Она так была красива, что я не мог оторвать от неё глаз. Про неё так и хотелось сказать: «А сама-то величава — выступает будто пава…» Должно быть, таких женщин, как она, в песне называют «белыми лебёдушками». Она не рисовалась, не играла, не кичилась, а вся была тёплая, ясная, пригожая и очень простая, словно не собою гордилась, а всеми нами, как старшая сестра. Мне всё в ней нравилось: и белое лицо, и голубые глаза, умные и проницательные, в длинных ресницах, и густые брови, точно вышитые гладью, и точёный нос, и упрямые губы, которые дрожали от улыбки, и открытая высокая шея, которая ни перед кем не согнётся… Её проникновенный и задушевный взгляд был неотразим. Но странно, он не смущал, не подавлял, а привлекал к себе, и мне хотелось с радостью смотреть в её милые глаза. Впервые я ощутил в сердце сладкую боль и непонятную печаль, и мне почему-то хотелось заплакать. Я послушно встал и, не отрывая глаз от Раисы, подошёл к ней с книжкой в руках.
Она положила свою руку на моё плечо и всмотрелась в меня.
— Не родись счастливым, а родись кудрявым. Какие золотые у тебя стружки! И глаза, как у младенца. Толстогубенький, курносенький. Значит, красоту любишь, отрок. А таких и я люблю. Будем друзьями. Я тоже книжками увлекаюсь. Что это у тебя?
Я растерялся и выпалил слова, которые я часто повторял про себя:
— Людмила… моя прекрасная Людмила! Руслан и карла Черномор…
Должно быть, это вышло у меня неожиданно забавно, потому что все засмеялись — очень весело, от души. Но я не смеялся, не смеялась и Раиса и смотрела на меня пытливо, понимающе. Она взяла у меня книгу и полюбовалась ею и вблизи, и издали, потом открыла её и прочитала надпись Варвары Петровны.
— Какая хорошая женщина писала! Слова-то какие! Эту книжечку ты храни, отрок, до возрасту лет. У меня тоже книжки есть. А муж мой — машинист на пароходе. Он раньше во флоте служил. У него много разных альбомов, всякие страны и люди. А книжку твою я тоже читала. Скажи-ка по правде, — лукаво прищурилась она, — кого это ты Людмилой-то назвал? Уж не меня ли?
Я храбро поднял голову, но промолчал.
Мара встряхнула своим чубиком и возмущённо крикнула:
— Бормочут там какую-то чепуху. Брось, Раиса, с парнишкой возиться! Совсем даже не интересно. Бери гитару — споём.
Но Раиса вздохнула и поставила передо мной чашку чаю.

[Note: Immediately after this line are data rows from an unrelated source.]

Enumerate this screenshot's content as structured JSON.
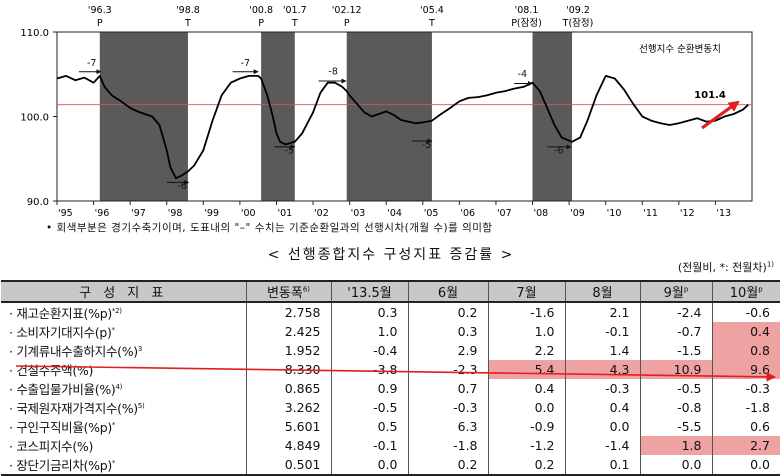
{
  "chart": {
    "y_ticks": [
      "110.0",
      "100.0",
      "90.0"
    ],
    "x_ticks": [
      "'95",
      "'96",
      "'97",
      "'98",
      "'99",
      "'00",
      "'01",
      "'02",
      "'03",
      "'04",
      "'05",
      "'06",
      "'07",
      "'08",
      "'09",
      "'10",
      "'11",
      "'12",
      "'13"
    ],
    "legend_label": "선행지수 순환변동치",
    "end_value_label": "101.4",
    "turning_points": [
      {
        "date": "'96.3",
        "type": "P"
      },
      {
        "date": "'98.8",
        "type": "T"
      },
      {
        "date": "'00.8",
        "type": "P"
      },
      {
        "date": "'01.7",
        "type": "T"
      },
      {
        "date": "'02.12",
        "type": "P"
      },
      {
        "date": "'05.4",
        "type": "T"
      },
      {
        "date": "'08.1",
        "type": "P(잠정)"
      },
      {
        "date": "'09.2",
        "type": "T(잠정)"
      }
    ],
    "lead_labels": [
      "-7",
      "-6",
      "-7",
      "-5",
      "-8",
      "-5",
      "-4",
      "-6"
    ]
  },
  "chart_data": {
    "type": "line",
    "ylim": [
      90,
      110
    ],
    "xlim": [
      1995,
      2014
    ],
    "reference_line": 101.4,
    "shaded_periods": [
      [
        1996.17,
        1998.58
      ],
      [
        2000.58,
        2001.5
      ],
      [
        2002.92,
        2005.25
      ],
      [
        2008.0,
        2009.08
      ]
    ],
    "series": [
      {
        "name": "선행지수 순환변동치",
        "x": [
          1995.0,
          1995.25,
          1995.5,
          1995.75,
          1996.0,
          1996.17,
          1996.3,
          1996.5,
          1996.75,
          1997.0,
          1997.2,
          1997.4,
          1997.6,
          1997.8,
          1997.9,
          1998.0,
          1998.1,
          1998.25,
          1998.4,
          1998.58,
          1998.75,
          1999.0,
          1999.25,
          1999.5,
          1999.75,
          2000.0,
          2000.25,
          2000.5,
          2000.58,
          2000.75,
          2000.9,
          2001.0,
          2001.1,
          2001.25,
          2001.5,
          2001.7,
          2002.0,
          2002.2,
          2002.4,
          2002.6,
          2002.8,
          2002.92,
          2003.0,
          2003.2,
          2003.4,
          2003.6,
          2003.8,
          2004.0,
          2004.2,
          2004.4,
          2004.6,
          2004.8,
          2005.0,
          2005.25,
          2005.5,
          2005.75,
          2006.0,
          2006.25,
          2006.5,
          2006.75,
          2007.0,
          2007.25,
          2007.5,
          2007.75,
          2008.0,
          2008.2,
          2008.4,
          2008.6,
          2008.8,
          2009.08,
          2009.3,
          2009.5,
          2009.75,
          2010.0,
          2010.25,
          2010.5,
          2010.75,
          2011.0,
          2011.25,
          2011.5,
          2011.75,
          2012.0,
          2012.25,
          2012.5,
          2012.75,
          2013.0,
          2013.25,
          2013.5,
          2013.75,
          2013.9
        ],
        "values": [
          104.5,
          104.8,
          104.3,
          104.6,
          104.0,
          104.8,
          103.5,
          102.5,
          101.8,
          101.0,
          100.6,
          100.3,
          100.0,
          99.0,
          97.5,
          96.0,
          94.0,
          92.7,
          93.0,
          93.5,
          94.2,
          96.0,
          99.5,
          102.5,
          104.0,
          104.5,
          104.8,
          104.8,
          104.5,
          102.5,
          100.0,
          98.0,
          97.0,
          96.7,
          97.0,
          98.0,
          100.5,
          102.8,
          104.0,
          104.0,
          103.5,
          103.0,
          102.5,
          101.5,
          100.5,
          100.0,
          100.3,
          100.6,
          100.2,
          99.6,
          99.4,
          99.2,
          99.3,
          99.5,
          100.3,
          101.0,
          101.8,
          102.2,
          102.3,
          102.5,
          102.8,
          103.0,
          103.3,
          103.5,
          104.0,
          103.0,
          101.0,
          99.0,
          97.5,
          97.0,
          97.5,
          99.5,
          102.5,
          104.8,
          104.5,
          103.2,
          101.5,
          100.0,
          99.5,
          99.2,
          99.0,
          99.2,
          99.5,
          99.8,
          99.4,
          99.5,
          100.0,
          100.3,
          100.8,
          101.4
        ]
      }
    ]
  },
  "footnote": "• 회색부분은 경기수축기이며, 도표내의 \"–\" 수치는 기준순환일과의 선행시차(개월 수)를 의미함",
  "table": {
    "title": "< 선행종합지수 구성지표 증감률 >",
    "unit_note": "(전월비, *: 전월차)",
    "unit_note_sup": "1)",
    "headers": [
      {
        "text": "구 성 지 표",
        "sup": ""
      },
      {
        "text": "변동폭",
        "sup": "6)"
      },
      {
        "text": "'13.5월",
        "sup": ""
      },
      {
        "text": "6월",
        "sup": ""
      },
      {
        "text": "7월",
        "sup": ""
      },
      {
        "text": "8월",
        "sup": ""
      },
      {
        "text": "9월",
        "sup": "p"
      },
      {
        "text": "10월",
        "sup": "p"
      }
    ],
    "rows": [
      {
        "label": "· 재고순환지표(%p)",
        "sup": "*2)",
        "cells": [
          "2.758",
          "0.3",
          "0.2",
          "-1.6",
          "2.1",
          "-2.4",
          "-0.6"
        ],
        "hl": []
      },
      {
        "label": "· 소비자기대지수(p)",
        "sup": "*",
        "cells": [
          "2.425",
          "1.0",
          "0.3",
          "1.0",
          "-0.1",
          "-0.7",
          "0.4"
        ],
        "hl": [
          6
        ]
      },
      {
        "label": "· 기계류내수출하지수(%)",
        "sup": "3",
        "cells": [
          "1.952",
          "-0.4",
          "2.9",
          "2.2",
          "1.4",
          "-1.5",
          "0.8"
        ],
        "hl": [
          6
        ]
      },
      {
        "label": "· 건설수주액(%)",
        "sup": "",
        "cells": [
          "8.330",
          "-3.8",
          "-2.3",
          "5.4",
          "4.3",
          "10.9",
          "9.6"
        ],
        "hl": [
          3,
          4,
          5,
          6
        ]
      },
      {
        "label": "· 수출입물가비율(%)",
        "sup": "4)",
        "cells": [
          "0.865",
          "0.9",
          "0.7",
          "0.4",
          "-0.3",
          "-0.5",
          "-0.3"
        ],
        "hl": []
      },
      {
        "label": "· 국제원자재가격지수(%)",
        "sup": "5)",
        "cells": [
          "3.262",
          "-0.5",
          "-0.3",
          "0.0",
          "0.4",
          "-0.8",
          "-1.8"
        ],
        "hl": []
      },
      {
        "label": "· 구인구직비율(%p)",
        "sup": "*",
        "cells": [
          "5.601",
          "0.5",
          "6.3",
          "-0.9",
          "0.0",
          "-5.5",
          "0.6"
        ],
        "hl": []
      },
      {
        "label": "· 코스피지수(%)",
        "sup": "",
        "cells": [
          "4.849",
          "-0.1",
          "-1.8",
          "-1.2",
          "-1.4",
          "1.8",
          "2.7"
        ],
        "hl": [
          5,
          6
        ]
      },
      {
        "label": "· 장단기금리차(%p)",
        "sup": "*",
        "cells": [
          "0.501",
          "0.0",
          "0.2",
          "0.2",
          "0.1",
          "0.0",
          "0.0"
        ],
        "hl": []
      }
    ]
  },
  "colors": {
    "shade": "#5a5a5a",
    "reference_line": "#e05050",
    "arrow": "#e0201e",
    "highlight": "#efa2a2",
    "header_bg": "#c8c8c8"
  }
}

— Что же… верно, пожалуй, отрок. Все мы Людмилы, пленницы… Рвёмся на волю… Может, и вырвемся когда-нибудь. Надо только, товарки, драться, чтоб не мордовали и душу не уродовали всякие Черноморы.
Она встала из-за стола, взяла гитару с кровати Манюшки и села на табуретку посредине комнаты. Лицо её стало строгим и задумчивым. Она глядела в окно невидящими глазами и провела пальцами по струнам. Бархатно вздохнул грустный звон. Запели высокие струны, застонали басы, и нежным перезвоном затрепетал печальный напев. Все замолчали. Кто-то вздохнул, а Люба надорванно ахнула. Мать изумлённо раскрыла глаза, и у неё задрожал подбородок. Мне показалось, что она сейчас заплачет, но лицо её застыло в мерцающей улыбке. Манюшка склонила голову и подставила кулачок под подбородок. Дунярка с лукавым смехом в глазах подмигнула мне и непоседливо завозилась на месте, уткнув руки в бока: погоди-ка, мол, скоро плясать будем… Но мне была противна её нетерпеливая возня, и я был доволен, когда Мара стукнула её пальцем по лбу и прошептала: «Не егози, коза!» Глаза у Мары с мольбой смотрели на Раису. Я же сразу замер и только чувствовал, как по телу струилась приятная истома, а сердце сжималось от желанной печали. Такой музыки я ещё не слышал никогда, и пение гитары охватило меня, как неожиданное счастье. Звон струн был туманный, нежный, вздыхающий: звуки порхали, переплетались, стонали, смеялись и плакали, и мне чудилось, что всё пело — и стены, и солнечный воздух за окнами, и посуда на столе, и все лица, и весь я до самых глубин, которых до сих пор никогда ещё не ощущал в себе.